A counterpart for BSD was missing, and is now implemented. The BSD backend uses kqueue, which yields events with less granularity. Monitoring a directory along with its N files requires opening 1+N file descriptors with kqueue, which is an absurd amount of file descriptors. To work around this limitation, pimsync only watches the directory itself, receiving notifications whenever any change happens, without the granularity of which file changed.
This means that for a single file change, we still sync its entire directory/collection (but not the whole storage). I’ve included some a debounce to the events (which applies to both kqueue and inotify) to avoid synchronising the same collection multiple times in quick succession.
Exit codes
I’ve stabilised exit codes used by pimsync, so that scripted and automated usage
can properly detect exit conditions. Where feasible, they are based on the exit
codes from sysexits.h, and fully documented in the manual page. Briefly, they
are:
0: Success.64/EX_USAGE: Usage error: bad arguments / flags.74/EX_IOERR: Error writing to status database. This are typically fatal, and require manual review of what went wrong. These should not happen ever on a healthy setup.78/EX_CONFIG: Configuration (file) error.130: User aborted (i.e.: during manual conflict resolution)3: Conflicts detected. This error only happens when runningsync, and indicates that some conflicts need to be resolved manually viaresolve-conflicts.1: Other errors (e.g.: no network duringsync, couldn’t execute conflict resolution command duringresolve-conflicts, etc).
Along with exit code 3, pimsync will now also clearly indicate when manual
conflict resolution is required near the end of its output, so this is clearly
visible even with high logging levels.
Skipping discovery
pimsync automatically discovers the server host, port and exact locations via the mechanism described in RFC 6764. For scenarios such as broken discovery configuration or bugs in the server implementation, this is problematic, since discovery fails and pimsync cannot run. For scenarios where the user is already providing the exact URL which contains the calendars, this is mildly wasteful, although not terrible.
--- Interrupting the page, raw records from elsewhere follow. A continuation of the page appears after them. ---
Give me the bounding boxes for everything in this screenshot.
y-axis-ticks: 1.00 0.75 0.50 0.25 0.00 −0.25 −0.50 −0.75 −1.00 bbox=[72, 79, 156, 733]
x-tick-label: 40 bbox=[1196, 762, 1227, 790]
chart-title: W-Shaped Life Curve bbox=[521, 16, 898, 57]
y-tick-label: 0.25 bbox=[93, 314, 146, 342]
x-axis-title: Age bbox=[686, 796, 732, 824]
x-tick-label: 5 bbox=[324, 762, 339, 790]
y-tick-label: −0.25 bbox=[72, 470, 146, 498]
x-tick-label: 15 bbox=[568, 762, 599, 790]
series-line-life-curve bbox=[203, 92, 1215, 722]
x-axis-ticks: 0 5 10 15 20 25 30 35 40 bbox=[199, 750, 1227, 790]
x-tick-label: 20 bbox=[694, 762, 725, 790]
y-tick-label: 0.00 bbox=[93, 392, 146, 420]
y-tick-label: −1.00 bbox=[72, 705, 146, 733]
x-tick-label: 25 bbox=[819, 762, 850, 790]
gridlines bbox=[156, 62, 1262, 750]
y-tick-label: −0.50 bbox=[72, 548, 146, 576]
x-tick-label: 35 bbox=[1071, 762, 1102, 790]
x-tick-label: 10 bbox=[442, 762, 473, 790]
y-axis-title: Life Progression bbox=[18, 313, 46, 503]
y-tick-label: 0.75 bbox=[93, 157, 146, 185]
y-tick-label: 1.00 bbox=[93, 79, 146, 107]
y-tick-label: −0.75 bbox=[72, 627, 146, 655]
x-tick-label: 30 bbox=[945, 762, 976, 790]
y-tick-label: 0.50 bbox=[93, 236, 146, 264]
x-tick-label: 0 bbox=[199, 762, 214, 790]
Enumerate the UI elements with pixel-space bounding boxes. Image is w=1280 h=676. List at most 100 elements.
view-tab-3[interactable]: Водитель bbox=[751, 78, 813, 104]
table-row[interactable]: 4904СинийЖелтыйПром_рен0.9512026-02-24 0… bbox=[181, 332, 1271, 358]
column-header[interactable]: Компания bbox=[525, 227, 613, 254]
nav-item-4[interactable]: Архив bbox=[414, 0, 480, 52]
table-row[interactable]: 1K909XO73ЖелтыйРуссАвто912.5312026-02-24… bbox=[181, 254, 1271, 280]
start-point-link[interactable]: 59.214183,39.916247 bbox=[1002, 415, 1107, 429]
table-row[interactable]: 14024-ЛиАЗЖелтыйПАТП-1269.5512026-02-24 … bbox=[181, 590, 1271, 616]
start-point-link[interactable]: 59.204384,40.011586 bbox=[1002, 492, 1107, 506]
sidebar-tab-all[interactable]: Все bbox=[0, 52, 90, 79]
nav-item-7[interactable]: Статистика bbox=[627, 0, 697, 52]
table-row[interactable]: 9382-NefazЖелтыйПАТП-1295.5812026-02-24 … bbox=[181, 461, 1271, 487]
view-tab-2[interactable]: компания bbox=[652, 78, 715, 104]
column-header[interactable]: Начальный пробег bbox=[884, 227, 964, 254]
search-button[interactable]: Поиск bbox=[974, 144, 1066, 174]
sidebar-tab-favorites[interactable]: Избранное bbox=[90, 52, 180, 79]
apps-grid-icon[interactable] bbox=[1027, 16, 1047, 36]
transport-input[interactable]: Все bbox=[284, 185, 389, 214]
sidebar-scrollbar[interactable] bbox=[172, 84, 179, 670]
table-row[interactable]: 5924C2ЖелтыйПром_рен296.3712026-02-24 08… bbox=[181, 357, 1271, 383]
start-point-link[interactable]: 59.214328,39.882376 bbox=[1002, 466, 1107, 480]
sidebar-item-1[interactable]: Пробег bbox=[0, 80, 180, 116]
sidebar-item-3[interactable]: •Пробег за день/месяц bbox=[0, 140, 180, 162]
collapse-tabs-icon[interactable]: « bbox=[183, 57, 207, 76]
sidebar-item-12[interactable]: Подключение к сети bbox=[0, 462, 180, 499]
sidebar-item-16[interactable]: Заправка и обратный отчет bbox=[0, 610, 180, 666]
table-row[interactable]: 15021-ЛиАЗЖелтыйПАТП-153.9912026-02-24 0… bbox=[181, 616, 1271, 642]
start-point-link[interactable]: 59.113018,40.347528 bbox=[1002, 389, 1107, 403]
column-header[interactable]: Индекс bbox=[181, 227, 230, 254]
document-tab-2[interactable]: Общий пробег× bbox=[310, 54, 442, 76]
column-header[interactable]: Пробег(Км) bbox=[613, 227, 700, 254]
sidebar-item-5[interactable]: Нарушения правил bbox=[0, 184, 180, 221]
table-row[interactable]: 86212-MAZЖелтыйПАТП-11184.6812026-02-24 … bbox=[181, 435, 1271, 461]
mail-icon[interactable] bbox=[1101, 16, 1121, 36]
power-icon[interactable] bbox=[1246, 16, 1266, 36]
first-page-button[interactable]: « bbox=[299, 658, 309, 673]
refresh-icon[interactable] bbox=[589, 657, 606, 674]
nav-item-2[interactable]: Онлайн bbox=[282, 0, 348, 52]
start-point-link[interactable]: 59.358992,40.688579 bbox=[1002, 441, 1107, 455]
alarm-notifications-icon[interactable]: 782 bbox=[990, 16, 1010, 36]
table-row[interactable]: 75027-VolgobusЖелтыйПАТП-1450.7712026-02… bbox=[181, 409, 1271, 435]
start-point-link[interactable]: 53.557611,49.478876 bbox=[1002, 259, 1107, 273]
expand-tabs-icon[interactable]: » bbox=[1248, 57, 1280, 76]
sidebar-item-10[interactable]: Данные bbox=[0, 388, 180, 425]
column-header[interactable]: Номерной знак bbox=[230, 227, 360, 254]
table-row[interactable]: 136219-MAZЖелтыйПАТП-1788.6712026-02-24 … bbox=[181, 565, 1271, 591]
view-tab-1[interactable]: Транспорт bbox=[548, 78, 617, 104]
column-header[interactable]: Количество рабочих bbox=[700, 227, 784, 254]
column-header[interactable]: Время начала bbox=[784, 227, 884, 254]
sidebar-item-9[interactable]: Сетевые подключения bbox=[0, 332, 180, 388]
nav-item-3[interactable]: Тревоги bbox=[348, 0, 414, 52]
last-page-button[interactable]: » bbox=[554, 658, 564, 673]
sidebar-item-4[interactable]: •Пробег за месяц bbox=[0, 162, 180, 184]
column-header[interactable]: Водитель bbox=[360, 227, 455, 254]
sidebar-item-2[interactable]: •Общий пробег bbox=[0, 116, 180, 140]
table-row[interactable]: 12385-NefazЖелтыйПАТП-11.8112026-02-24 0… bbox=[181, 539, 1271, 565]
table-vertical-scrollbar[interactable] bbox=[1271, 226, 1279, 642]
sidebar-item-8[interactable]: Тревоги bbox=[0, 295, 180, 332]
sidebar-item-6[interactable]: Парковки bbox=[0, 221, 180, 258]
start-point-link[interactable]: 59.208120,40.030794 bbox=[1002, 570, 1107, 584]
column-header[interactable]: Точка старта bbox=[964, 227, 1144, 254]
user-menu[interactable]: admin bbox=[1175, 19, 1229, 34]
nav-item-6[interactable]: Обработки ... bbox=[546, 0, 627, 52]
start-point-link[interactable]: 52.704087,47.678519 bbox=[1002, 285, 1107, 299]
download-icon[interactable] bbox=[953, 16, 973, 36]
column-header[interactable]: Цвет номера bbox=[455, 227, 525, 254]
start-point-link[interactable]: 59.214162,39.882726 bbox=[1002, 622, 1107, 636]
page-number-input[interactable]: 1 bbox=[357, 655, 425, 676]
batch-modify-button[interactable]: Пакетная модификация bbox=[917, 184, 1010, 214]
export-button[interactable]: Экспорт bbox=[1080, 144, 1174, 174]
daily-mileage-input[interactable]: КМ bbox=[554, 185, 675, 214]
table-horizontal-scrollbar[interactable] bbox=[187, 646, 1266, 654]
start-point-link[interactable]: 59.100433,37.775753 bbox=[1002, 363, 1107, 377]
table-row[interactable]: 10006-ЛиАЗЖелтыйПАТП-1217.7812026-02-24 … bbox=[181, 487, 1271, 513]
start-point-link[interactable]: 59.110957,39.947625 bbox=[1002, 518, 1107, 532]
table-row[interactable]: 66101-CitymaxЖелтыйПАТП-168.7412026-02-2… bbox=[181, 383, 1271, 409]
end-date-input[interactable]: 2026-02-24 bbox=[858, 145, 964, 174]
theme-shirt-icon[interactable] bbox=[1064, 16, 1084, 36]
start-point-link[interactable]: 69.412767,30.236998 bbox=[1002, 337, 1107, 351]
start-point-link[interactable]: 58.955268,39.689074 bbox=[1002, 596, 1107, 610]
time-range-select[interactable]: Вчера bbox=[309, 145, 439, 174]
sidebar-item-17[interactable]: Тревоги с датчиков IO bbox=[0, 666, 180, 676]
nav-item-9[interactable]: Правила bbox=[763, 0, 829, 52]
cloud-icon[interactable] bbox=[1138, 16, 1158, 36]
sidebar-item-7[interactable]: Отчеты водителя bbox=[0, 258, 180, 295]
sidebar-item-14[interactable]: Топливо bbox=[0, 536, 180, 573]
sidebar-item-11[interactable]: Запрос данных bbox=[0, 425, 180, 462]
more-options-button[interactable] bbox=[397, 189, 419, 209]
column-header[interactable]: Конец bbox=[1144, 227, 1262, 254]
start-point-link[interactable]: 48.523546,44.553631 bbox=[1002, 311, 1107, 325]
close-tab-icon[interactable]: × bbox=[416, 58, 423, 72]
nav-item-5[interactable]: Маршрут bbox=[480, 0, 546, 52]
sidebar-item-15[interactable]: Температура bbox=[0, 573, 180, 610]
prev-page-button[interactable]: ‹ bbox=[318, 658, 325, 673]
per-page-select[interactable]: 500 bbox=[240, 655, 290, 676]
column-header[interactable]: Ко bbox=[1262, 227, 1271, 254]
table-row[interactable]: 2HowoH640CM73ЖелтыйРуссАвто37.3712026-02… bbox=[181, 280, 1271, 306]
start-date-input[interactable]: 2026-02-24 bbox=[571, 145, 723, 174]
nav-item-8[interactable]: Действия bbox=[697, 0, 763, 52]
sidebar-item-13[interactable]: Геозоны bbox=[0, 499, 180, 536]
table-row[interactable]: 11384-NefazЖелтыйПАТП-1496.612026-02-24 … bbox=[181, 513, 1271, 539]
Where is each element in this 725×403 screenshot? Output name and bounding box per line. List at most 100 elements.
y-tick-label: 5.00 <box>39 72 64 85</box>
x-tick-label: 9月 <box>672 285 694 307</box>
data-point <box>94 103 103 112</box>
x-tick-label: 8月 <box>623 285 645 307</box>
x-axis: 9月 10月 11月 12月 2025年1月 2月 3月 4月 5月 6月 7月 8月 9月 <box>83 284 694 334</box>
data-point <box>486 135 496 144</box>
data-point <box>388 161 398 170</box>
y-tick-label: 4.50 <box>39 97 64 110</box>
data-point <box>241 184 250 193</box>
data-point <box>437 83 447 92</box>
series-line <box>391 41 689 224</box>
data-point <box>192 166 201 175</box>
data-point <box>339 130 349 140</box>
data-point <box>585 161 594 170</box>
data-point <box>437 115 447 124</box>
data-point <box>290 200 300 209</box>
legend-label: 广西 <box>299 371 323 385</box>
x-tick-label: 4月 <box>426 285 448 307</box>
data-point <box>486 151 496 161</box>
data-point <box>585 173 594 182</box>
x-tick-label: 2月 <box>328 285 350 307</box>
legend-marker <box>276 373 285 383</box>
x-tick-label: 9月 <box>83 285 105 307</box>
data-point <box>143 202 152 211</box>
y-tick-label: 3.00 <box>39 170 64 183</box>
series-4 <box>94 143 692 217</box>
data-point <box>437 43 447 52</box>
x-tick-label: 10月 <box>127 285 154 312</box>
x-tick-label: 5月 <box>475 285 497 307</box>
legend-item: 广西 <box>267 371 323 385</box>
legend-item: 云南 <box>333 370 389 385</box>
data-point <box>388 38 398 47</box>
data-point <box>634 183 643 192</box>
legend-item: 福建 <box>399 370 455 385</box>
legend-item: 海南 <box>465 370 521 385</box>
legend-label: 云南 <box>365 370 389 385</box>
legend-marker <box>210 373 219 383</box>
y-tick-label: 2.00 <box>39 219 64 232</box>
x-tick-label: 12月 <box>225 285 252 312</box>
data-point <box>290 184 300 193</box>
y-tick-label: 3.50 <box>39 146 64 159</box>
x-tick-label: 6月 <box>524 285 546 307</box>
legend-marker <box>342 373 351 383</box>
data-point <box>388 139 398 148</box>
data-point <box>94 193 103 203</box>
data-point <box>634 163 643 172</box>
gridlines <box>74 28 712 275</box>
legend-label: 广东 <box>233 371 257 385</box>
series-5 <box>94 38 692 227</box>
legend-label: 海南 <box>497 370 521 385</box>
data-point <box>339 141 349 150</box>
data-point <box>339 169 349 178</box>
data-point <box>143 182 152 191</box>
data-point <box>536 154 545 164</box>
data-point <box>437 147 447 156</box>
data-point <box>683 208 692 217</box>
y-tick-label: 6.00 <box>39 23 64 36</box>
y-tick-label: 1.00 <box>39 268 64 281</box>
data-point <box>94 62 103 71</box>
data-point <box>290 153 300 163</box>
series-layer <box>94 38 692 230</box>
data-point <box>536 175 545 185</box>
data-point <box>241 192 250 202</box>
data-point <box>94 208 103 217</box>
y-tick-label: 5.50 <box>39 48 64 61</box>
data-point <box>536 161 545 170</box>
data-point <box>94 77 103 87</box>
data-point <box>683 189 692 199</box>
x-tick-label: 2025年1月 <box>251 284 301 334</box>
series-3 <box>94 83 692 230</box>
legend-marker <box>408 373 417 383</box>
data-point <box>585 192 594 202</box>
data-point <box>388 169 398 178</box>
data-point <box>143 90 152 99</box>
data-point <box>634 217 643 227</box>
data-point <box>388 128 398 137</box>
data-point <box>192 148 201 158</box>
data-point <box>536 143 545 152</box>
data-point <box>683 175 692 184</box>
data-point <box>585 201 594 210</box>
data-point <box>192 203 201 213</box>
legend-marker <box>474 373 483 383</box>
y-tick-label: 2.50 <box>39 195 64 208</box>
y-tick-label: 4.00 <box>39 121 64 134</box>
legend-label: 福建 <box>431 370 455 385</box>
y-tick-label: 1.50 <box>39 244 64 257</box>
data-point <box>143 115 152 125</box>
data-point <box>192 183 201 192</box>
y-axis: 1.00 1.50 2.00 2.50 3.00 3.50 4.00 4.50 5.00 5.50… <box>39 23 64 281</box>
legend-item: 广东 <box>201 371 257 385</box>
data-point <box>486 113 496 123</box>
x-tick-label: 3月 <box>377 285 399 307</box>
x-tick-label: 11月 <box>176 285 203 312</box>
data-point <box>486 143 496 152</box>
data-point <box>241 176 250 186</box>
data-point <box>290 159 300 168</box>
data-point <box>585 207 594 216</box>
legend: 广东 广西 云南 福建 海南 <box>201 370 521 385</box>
It is now possible to disable different portions of the discovery process with
the new discovery directive. The default remains the same: discover full,
whereas discovery collections detects collections at the exact given URL,
skipping all other service discovery. The full details are in the manual page,
as usual.
In future, pimsync shall also cache this discovery data (based on DNS TTL and HTTP Cache-Control) to ensure that it never runs more frequently than necessary (currently it runs only once during start-up).
Smaller changes
Relative paths in the configuration file are now rejected. These can lead to unexpected data loss, due to the way storages and the status database correlate to each other. Running a sync with the same status database but different local storage could lead to deletion of remote data quite easily. I initially wanted to warn about this behaviour and implemented some “protections” for this, but they quickly devolved into heuristics with lots of potential caveats.
Typically, relative paths should never be necessary. At worse, a command to produce the paths can be used, or for complex automation, the configuration file can be generated programmatically. I think these are both theoretical cases rather than practical scenarios.
After manual conflict resolution, the status database is now immediately updated. This reduces a bit of extra network traffic on the next sync afterwards, and prevents seeing a second conflict is either side is edited after the conflict resolution but before the next full sync.